Takagi Associates, Inc. 社長・日本人会会長

高木秀暢さん

この度は旭日双光章(きょくじつそうこうしょう)の受賞おめでとうございます。
今回の叙勲は実に名誉なことで、本当に喜んでいます。私にとって人生の節目の思い出の1ページに載せられる記念すべき出来事です。この受賞は皆様のご援助とご指導の賜物です。
授賞式はいつどこで開催されたのですか?
11月13日に外務省で大臣から勲章と賞状を授与されました。その後、受賞者全員が外務省で会食した後皇居に移動し、宮殿で天皇陛下に拝謁しました。陛下は大変お元気な様子で、車椅子の乗った受賞者には陛下自ら大丈夫ですかと声をかけられ、とてもお優しい方だという印象を強く受けました。
言うまでもなくこの受賞は高木様の長年の地域社会への貢献が日本政府から認められたわけですが、我々がすでに周知の Red Crossへの多大な貢献やピース・リングの会長などの他にHospital Foundationなどにも貢献していらっしゃるご様子ですので、地域社会活動の話をお聞かせてください。
American Red Crossは10年ほど続いており、今はSecond Vice President です。そもそもはここの支部がアジア系の幹部を探しており、私に依頼があったのです。現在アジア系では私一人だけですので、今私の後継者となってくれる日本人を探しています。どなたかいらっしゃいませんか?ピースリングはグアムのNPO法人で、日本にもあります。グアムでは19,000人もの日本人の兵隊さんが亡くなられています。これらの兵隊さんの慰霊を末永く継続するため、日本人会行事として慰霊塔・慰霊碑の清掃と慰霊を年二回、ピース・リングがお膳立てのお手伝いをしています。また未だ90%の日本の兵隊さんの遺骨がグアムの地に眠られており、一日でも早く遺骨収集が出来るようにグアムで出来る協力はしています。

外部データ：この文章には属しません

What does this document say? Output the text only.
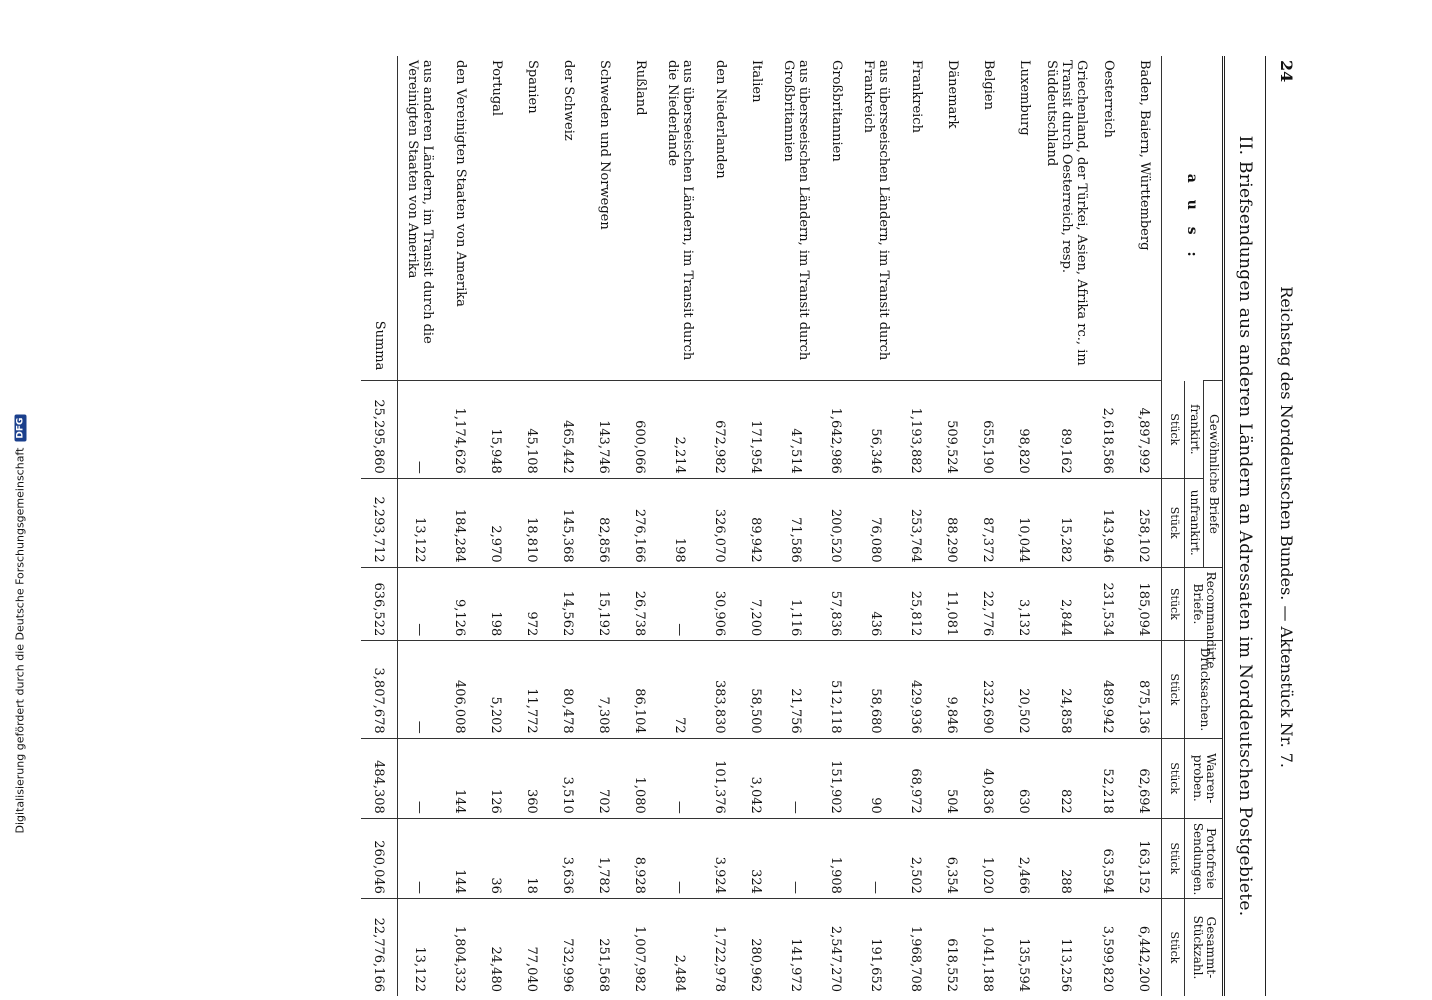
Digitalisierung gefördert durch die Deutsche Forschungsgemeinschaft
DFG
24
Reichstag des Norddeutschen Bundes. — Aktenstück Nr. 7.
II. Briefsendungen aus anderen Ländern an Adressaten im Norddeutschen Postgebiete.
a u s :	Gewöhnliche Briefe		Recommandirte Briefe.	Drucksachen.	Waaren-proben.	Portofreie Sendungen.	Gesammt-Stückzahl.
	frankirt.	unfrankirt.					
	Stück	Stück	Stück	Stück	Stück	Stück	Stück
Baden, Baiern, Württemberg	4,897,992	258,102	185,094	875,136	62,694	163,152	6,442,200
Oesterreich	2,618,586	143,946	231,534	489,942	52,218	63,594	3,599,820
Griechenland, der Türkei, Asien, Afrika rc., im Transit durch Oesterreich, resp. Süddeutschland	89,162	15,282	2,844	24,858	822	288	113,256
Luxemburg	98,820	10,044	3,132	20,502	630	2,466	135,594
Belgien	655,190	87,372	22,776	232,690	40,836	1,020	1,041,188
Dänemark	509,524	88,290	11,081	9,846	504	6,354	618,552
Frankreich	1,193,882	253,764	25,812	429,936	68,972	2,502	1,968,708
aus überseeischen Ländern, im Transit durch Frankreich	56,346	76,080	436	58,680	90	—	191,652
Großbritannien	1,642,986	200,520	57,836	512,118	151,902	1,908	2,547,270
aus überseeischen Ländern, im Transit durch Großbritannien	47,514	71,586	1,116	21,756	—	—	141,972
Italien	171,954	89,942	7,200	58,500	3,042	324	280,962
den Niederlanden	672,982	326,070	30,906	383,830	101,376	3,924	1,722,978
aus überseeischen Ländern, im Transit durch die Niederlande	2,214	198	—	72	—	—	2,484
Rußland	600,066	276,166	26,738	86,104	1,080	8,928	1,007,982
Schweden und Norwegen	143,746	82,856	15,192	7,308	702	1,782	251,568
der Schweiz	465,442	145,368	14,562	80,478	3,510	3,636	732,996
Spanien	45,108	18,810	972	11,772	360	18	77,040
Portugal	15,948	2,970	198	5,202	126	36	24,480
den Vereinigten Staaten von Amerika	1,174,626	184,284	9,126	406,008	144	144	1,804,332
aus anderen Ländern, im Transit durch die Vereinigten Staaten von Amerika	—	13,122	—	—	—	—	13,122
Summa	25,295,860	2,293,712	636,522	3,807,678	484,308	260,046	22,776,166
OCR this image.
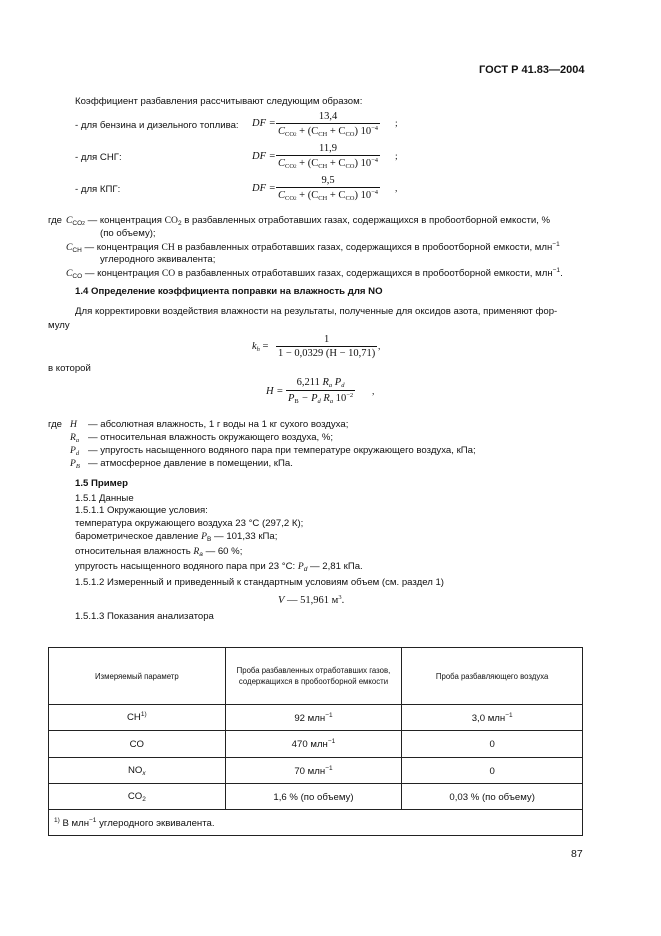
ГОСТ Р 41.83—2004
Коэффициент разбавления рассчитывают следующим образом:
- для бензина и дизельного топлива: DF =
13,4
$C_{CO2} + (C_{CH} + C_{CO})$ $10^{-4}$ ;
- для СНГ:	DF =
11,9
$C_{CO2} + (C_{CH} + C_{CO})$ $10^{-4}$ ;
- для КПГ:	DF =
9,5
$C_{CO2} + (C_{CH} + C_{CO})$ $10^{-4}$ ,
где $C_{CO2}$ — концентрация $CO_2$ в разбавленных отработавших газах, содержащихся в пробоотборной емкости, %
(по объему);
$C_{CH}$ — концентрация CH в разбавленных отработавших газах, содержащихся в пробоотборной емкости, млн$^{-1}$
углеродного эквивалента;
$C_{CO}$ — концентрация CO в разбавленных отработавших газах, содержащихся в пробоотборной емкости, млн$^{-1}$.
1.4 Определение коэффициента поправки на влажность для NO
Для корректировки воздействия влажности на результаты, полученные для оксидов азота, применяют фор-
мулу
$k_h = \frac{1}{1 - 0,0329 (H - 10,71)}$ ,
в которой
$H = \frac{6,211 R_a P_d}{P_B - P_d R_a 10^{-2}}$ ,
где H — абсолютная влажность, 1 г воды на 1 кг сухого воздуха;
$R_a$ — относительная влажность окружающего воздуха, %;
$P_d$ — упругость насыщенного водяного пара при температуре окружающего воздуха, кПа;
$P_B$ — атмосферное давление в помещении, кПа.
1.5 Пример
1.5.1 Данные
1.5.1.1 Окружающие условия:
температура окружающего воздуха 23 °С (297,2 К);
барометрическое давление $P_B$ — 101,33 кПа;
относительная влажность $R_a$ — 60 %;
упругость насыщенного водяного пара при 23 °С: $P_d$ — 2,81 кПа.
1.5.1.2 Измеренный и приведенный к стандартным условиям объем (см. раздел 1)
V — 51,961 $м^3$.
1.5.1.3 Показания анализатора
Измеряемый параметр	Проба разбавленных отработавших газов, содержащихся в пробоотборной емкости	Проба разбавляющего воздуха
CH$^{1)}$	92 млн$^{-1}$	3,0 млн$^{-1}$
CO	470 млн$^{-1}$	0
$NO_x$	70 млн$^{-1}$	0
$CO_2$	1,6 % (по объему)	0,03 % (по объему)
$^{1)}$ В млн$^{-1}$ углеродного эквивалента.		
87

Hospital Foundationはグアムで心臓と脳の応急処置が出来るprivate hospital設立のためのNPOです。グアムに住む日本人と観光客のために、この病院に日本からの共同投資と日本の病院の誘致を試みましたが、残念ながら思い描いた体制にはならなかったものの、今年遂にMedical Cityという民間経営のホスピタルが完成し、心臓と脳の応急処置が出来るようになりましたがね。他にグアム大学のMARCと呼ばれているミクロネシア・エリア・リサーチ・センターの最初のチャーターメンバーとなり、8年ほど理事を務めています。多くの文献や写真が保存されており、今後も様々な研究上役立つことを願っています。

昨年5月にTakagi Associates, Inc.の25周年を迎えられ、おめでたいことが重なっていますが、会社設立まではどうなさっていたのですか?
当社は日系ビジネスの保険が専門で、日本人会会員の皆様には特にお世話になっています。25年前までの17年間もやはり保険をやっていました。UIUという保険代理店の現地責任者で、25年前に現在の会社として独立したわけです。つまり保険は既に42年の経験です。当社のモットーは保険で引き受けられない保険を世界中から探してくることです。多くの米軍人や家族達が入っているUSAAなどのアメリカ系の保険会社を含め10社の保険会社と提携をしています。
高木様がグアムに移ってこられたのは何年ですか?確か農業を興す目的でいらしたと聞いています。農業からアメリカの保険会社のグアム支店長になられた成り行きは? 当時はいろいろなご苦労がありであったと思いますが、そんな苦労話をお聞きしてもよろしいでしょうか。
私が初めてグアムに来たのが1967年で、移住したのは1969年からですから既に46年間グアムに住んでいます。私は農学部卒で、もともとブラジル移住を考え大学時代はポルトガル語を勉強したほどです。それがまずはCNMIでのミント栽培の調査から始まり、最終的には同僚7人と共にグアムで野菜栽培の事業を開始しましたが、台風などの自然損害、水牛(カラバオ)やノブタ等の動物からの被害、グアムの農地に生息する病気、バッタなどの害虫による被害などの日本では考えられない戦いで資金が途絶え、3年で断念しました。しかし私は日本に帰る気になれずにいたところ、日本で保険会社勤務、保険代理店事業をしている私の父、兄、弟全員が家族会議で私が日本に帰らないのならグアムで保険業を興す、という条件で、私のグアムでの保険人生がスタートしたのです。苦労話と言えば、一番苦労しているのは家内です。仕事ばかりの人生で家庭は任せ切りでしたからね。家内にこのページで苦労話をしたらどうかと聞くと、「叙勲の話が吹っ飛んでしまいますよ。」(笑)「苦労した甲斐がありました。貴方も本当にご苦労様でした。ありがとう。」と言ってくれました。